The same demographic changes that are repainting the American portrait are having a great impact on food and beverage products. The middle class is shrinking, and so is the average household size. New waves of immigrants are bringing new cuisines, and at the same time millennials are seeking new dining adventures.
Food-related demographics from the Hartman Group (www.hartman-group.com) suggest there is no longer a "generalizeable" American family. "The American household is undergoing dynamic changes. Ours is now a melting pot of cultures, ethnicities, beliefs and values, and America's households have come to reflect that diversity," the research firm stated in a September article.
"The new household structure reflects profound alterations in a variety of demographics, such as who we are, who we live with and where we live."

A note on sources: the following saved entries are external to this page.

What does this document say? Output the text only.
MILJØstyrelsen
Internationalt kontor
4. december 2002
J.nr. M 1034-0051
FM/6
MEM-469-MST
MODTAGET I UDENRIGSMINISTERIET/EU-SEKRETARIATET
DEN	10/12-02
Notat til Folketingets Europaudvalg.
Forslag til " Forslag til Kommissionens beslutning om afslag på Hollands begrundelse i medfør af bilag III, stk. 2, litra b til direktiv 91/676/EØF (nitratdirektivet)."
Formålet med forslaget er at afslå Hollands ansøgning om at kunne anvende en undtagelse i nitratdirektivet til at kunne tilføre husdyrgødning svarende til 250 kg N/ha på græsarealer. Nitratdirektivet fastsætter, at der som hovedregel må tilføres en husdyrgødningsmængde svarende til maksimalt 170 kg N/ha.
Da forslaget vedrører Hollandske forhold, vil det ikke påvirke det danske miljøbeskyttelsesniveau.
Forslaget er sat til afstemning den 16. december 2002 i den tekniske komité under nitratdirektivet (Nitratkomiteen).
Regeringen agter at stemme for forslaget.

Food and beverage processors use such demographics to find out what ingredients and formulations they'll need as food preferences continue to evolve. And their marketing departments reshape company strategies based on revised and emerging ethnicities, ages and household sizes. For food and beverage companies, the challenge has never been greater in predicting which products will have enough appeal to gain mainstream acceptance. Already, they're adjusting for a variety of diets to offer something for everyone.
The new normal
The traditional family structure of a married heterosexual couple with children is no longer accurate, Hartman Group points out; nor will it ever be again. Most households today are child-free. Those with families now live in less communal households, driven increasingly by the whims of individual desire, not family routine. "And if any single thing defines family structures today, it's diversity, and the fundamental lack of any one dominant type of family structure is emblematic of the new normal," Hartman research points out.

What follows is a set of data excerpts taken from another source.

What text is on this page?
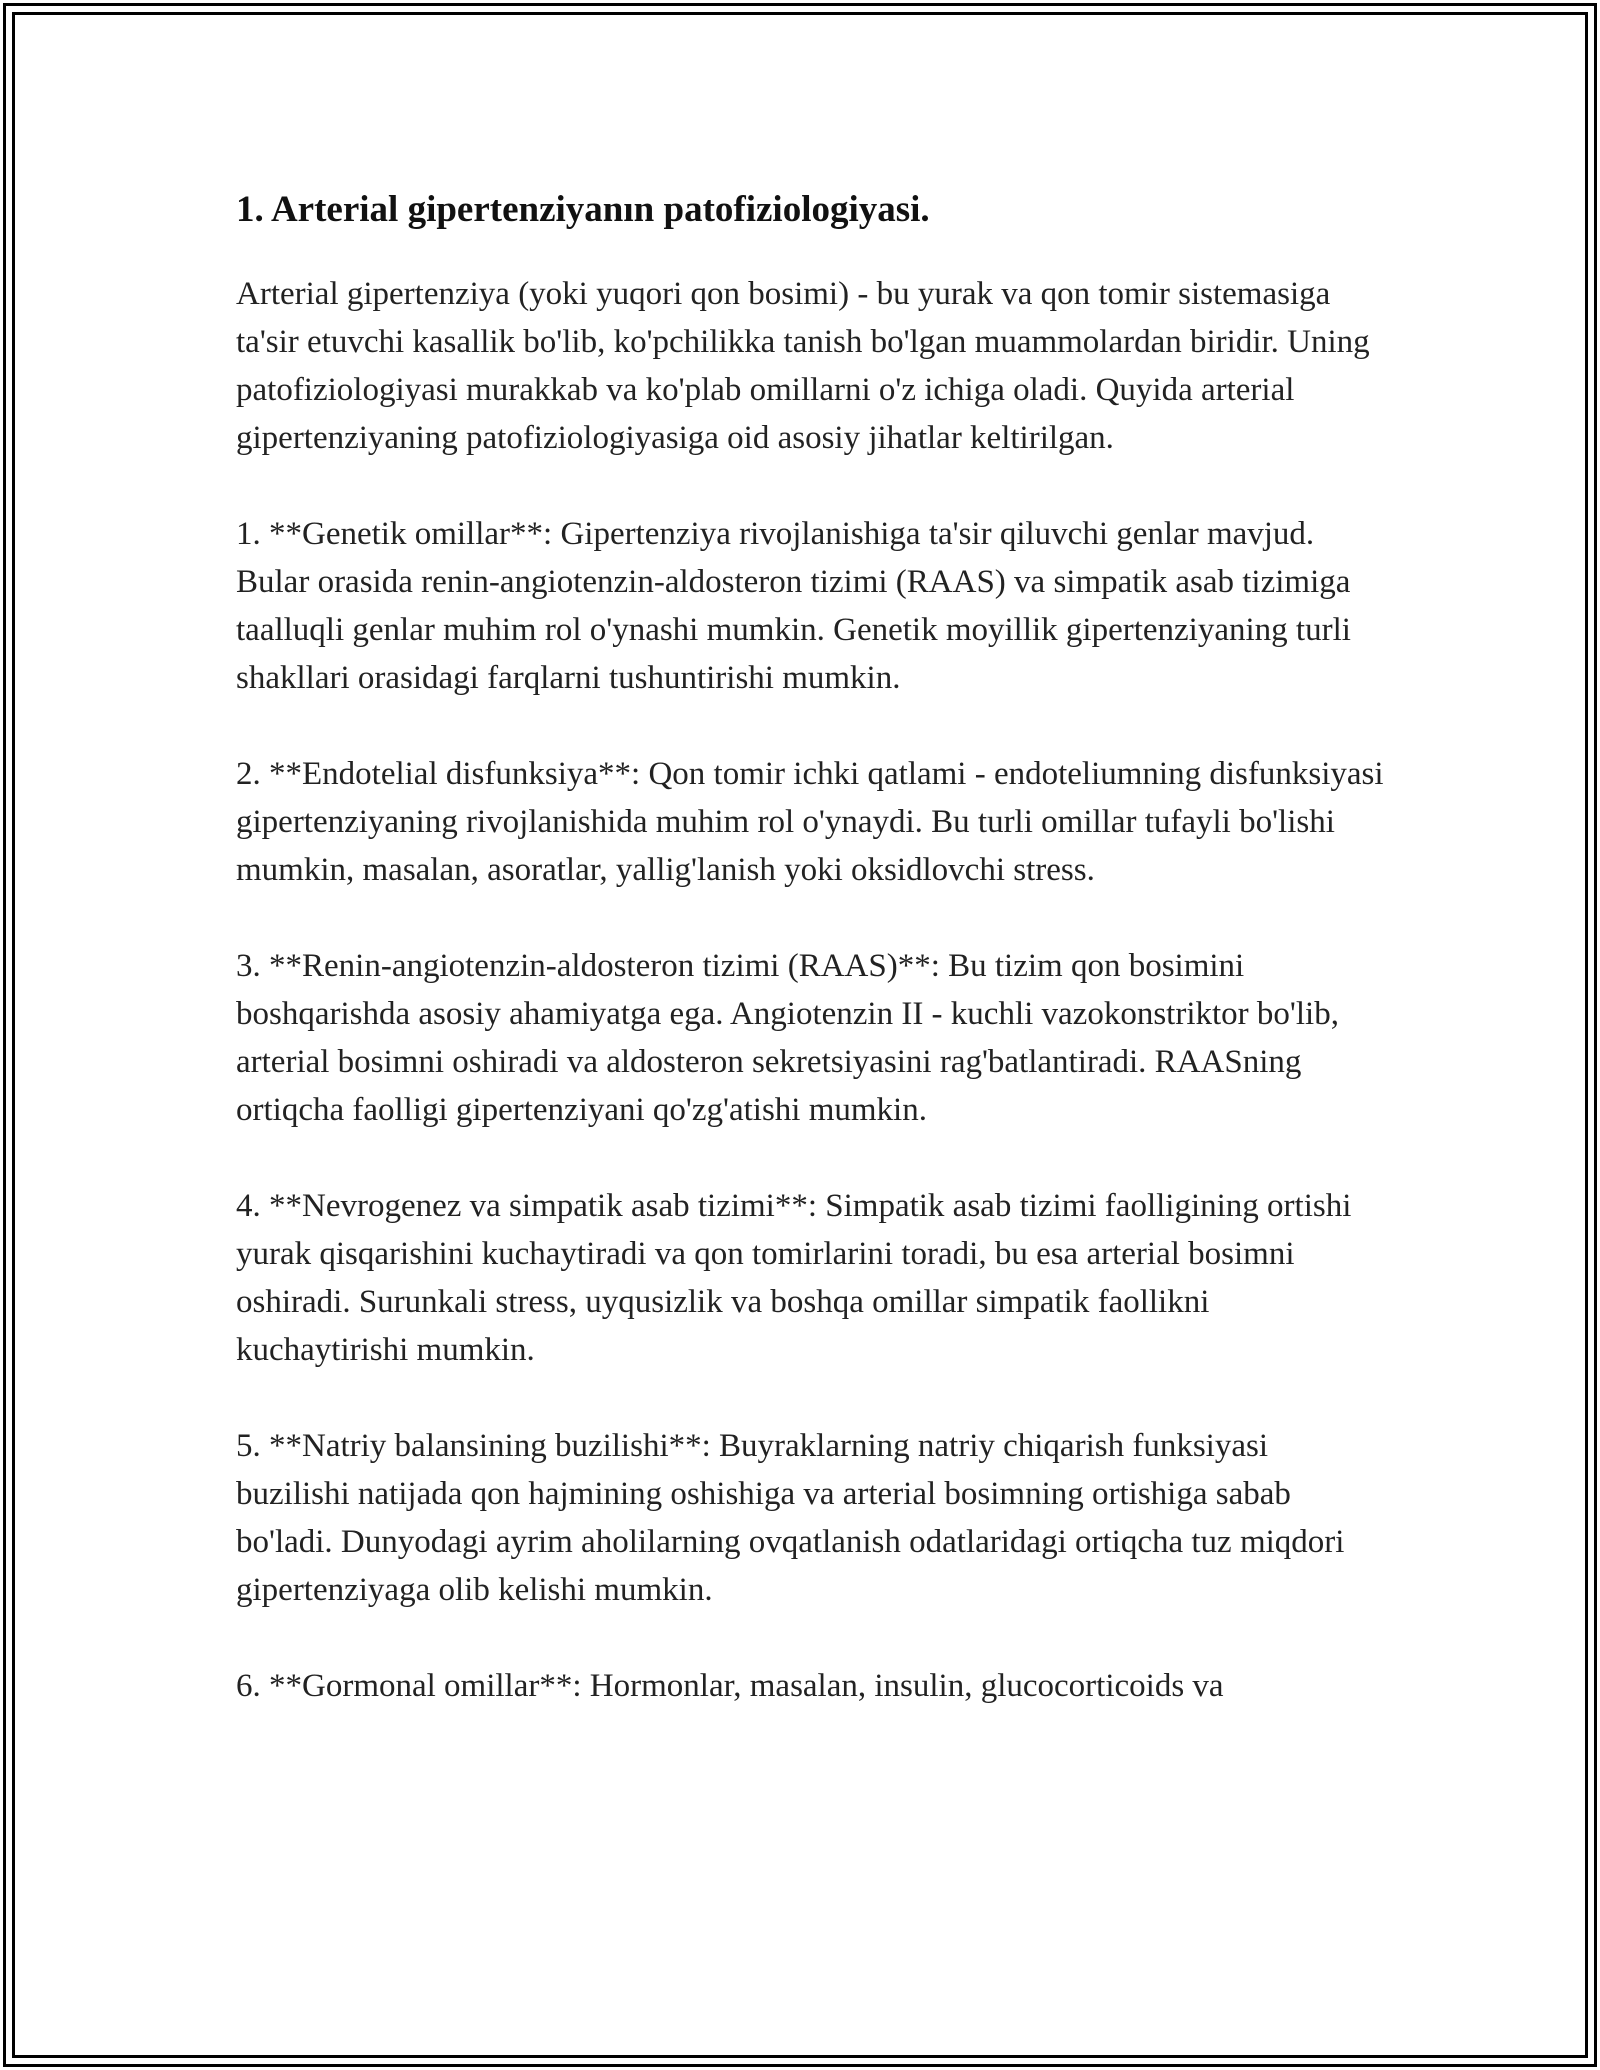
1. Arterial gipertenziyanın patofiziologiyasi.

Arterial gipertenziya (yoki yuqori qon bosimi) - bu yurak va qon tomir sistemasiga ta'sir etuvchi kasallik bo'lib, ko'pchilikka tanish bo'lgan muammolardan biridir. Uning patofiziologiyasi murakkab va ko'plab omillarni o'z ichiga oladi. Quyida arterial gipertenziyaning patofiziologiyasiga oid asosiy jihatlar keltirilgan.

1. **Genetik omillar**: Gipertenziya rivojlanishiga ta'sir qiluvchi genlar mavjud. Bular orasida renin-angiotenzin-aldosteron tizimi (RAAS) va simpatik asab tizimiga taalluqli genlar muhim rol o'ynashi mumkin. Genetik moyillik gipertenziyaning turli shakllari orasidagi farqlarni tushuntirishi mumkin.

2. **Endotelial disfunksiya**: Qon tomir ichki qatlami - endoteliumning disfunksiyasi gipertenziyaning rivojlanishida muhim rol o'ynaydi. Bu turli omillar tufayli bo'lishi mumkin, masalan, asoratlar, yallig'lanish yoki oksidlovchi stress.

3. **Renin-angiotenzin-aldosteron tizimi (RAAS)**: Bu tizim qon bosimini boshqarishda asosiy ahamiyatga ega. Angiotenzin II - kuchli vazokonstriktor bo'lib, arterial bosimni oshiradi va aldosteron sekretsiyasini rag'batlantiradi. RAASning ortiqcha faolligi gipertenziyani qo'zg'atishi mumkin.

4. **Nevrogenez va simpatik asab tizimi**: Simpatik asab tizimi faolligining ortishi yurak qisqarishini kuchaytiradi va qon tomirlarini toradi, bu esa arterial bosimni oshiradi. Surunkali stress, uyqusizlik va boshqa omillar simpatik faollikni kuchaytirishi mumkin.

5. **Natriy balansining buzilishi**: Buyraklarning natriy chiqarish funksiyasi buzilishi natijada qon hajmining oshishiga va arterial bosimning ortishiga sabab bo'ladi. Dunyodagi ayrim aholilarning ovqatlanish odatlaridagi ortiqcha tuz miqdori gipertenziyaga olib kelishi mumkin.

6. **Gormonal omillar**: Hormonlar, masalan, insulin, glucocorticoids va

Women's roles in the labor force, including leadership positions, have grown dramatically, notes Pew Research Center (www.pewresearch.org), Washington. More women have joined the workforce over the past 50 years, and men's and women's domestic roles have changed dramatically with an impact on behaviors, including shopping. Mothers became the sole or primary breadwinners in a record 40 percent of all households with children in 2011, adds Pew Research.
The reaction from food and beverage companies has been to consider at least some marketing to men, who often do the shopping, and to plan on shoppers making more but smaller trips to the store. And food companies have been increasingly building-in convenience to help busy people get meals on the table quickly and easily.
Pew Research also finds the share of adults who have never been married at an historic high, as is eating alone, which has steadily increased to the point that it comprises almost half of all eating occasions. How old are we? Most of us (66.2 percent) are between 15 and 64, while 19.4 percent are 14 and under and 14.4 percent are 65 and over, census figures show.
The ends of the income spectrums are growing, while the middle class is dwindling, and has been since the 1970s, Pew Research notes. The middle is down to a 43 percent share of the U.S. household income versus 62 percent in 1970. Consequently, the buying power of upmarket consumers and their influence on food trends and culture overall is growing. The move to quality, premium experiences is increasingly influential.
Familiar foods and beverages in large volumes for the lowest possible price are being replaced with "premium" foods, Hartman's A.C.T. (anthropology, culture, trends) forecast says. "People will pay more for higher-quality food and beverage experiences on everyday occasions," the forecast says. That's one reason the large, mainstream food companies are buying emerging brands in the premium space.
Immigrants and their U.S.-born descendants are expected to provide most of the population gains in the decades ahead. Hispanic and Latino Americans accounted for 48 percent of the national population growth of 2.9 million between July 1, 2005 and July 1, 2006, according to the Census Bureau. Much of this change has been (and will be) driven by immigration. Nearly 59 million immigrants have arrived in the U.S. in the past 50 years, mostly from Latin America and Asia, Pew Research reports.
Economic growth is being driven by Hispanic and Asian consumers, to the tune of nearly $2 trillion per year, according to the Selig Center for Economic Growth at the University of Georgia (www.terry.uga.edu), Athens, Ga. "The biggest change I've seen is the increased focus on Hispanic estimates after Census 2000," explains Jeff Humphreys, Selig Center's director. "That was a wakeup call to corporate America. Many companies found they were behind in terms of targeted market efforts to Hispanic consumers."
But that's subsiding. Hispanics currently comprise about 47 percent of U.S. immigrants, but since 2007, immigration from Latin America has declined, especially from Mexico, according to Pew Research. Now the Asian population is the fastest growing, set to become the largest annual immigrant group in the U.S. sometime between 2045 and 2055, according to Pew research. However, Asians will barely make it into third place in the total population by 2065, comprising 14 percent of the full American melting pot. "There are just more Asian consumers [in the U.S.] now, and their buying power has held up better than that of other groups," Humphreys adds.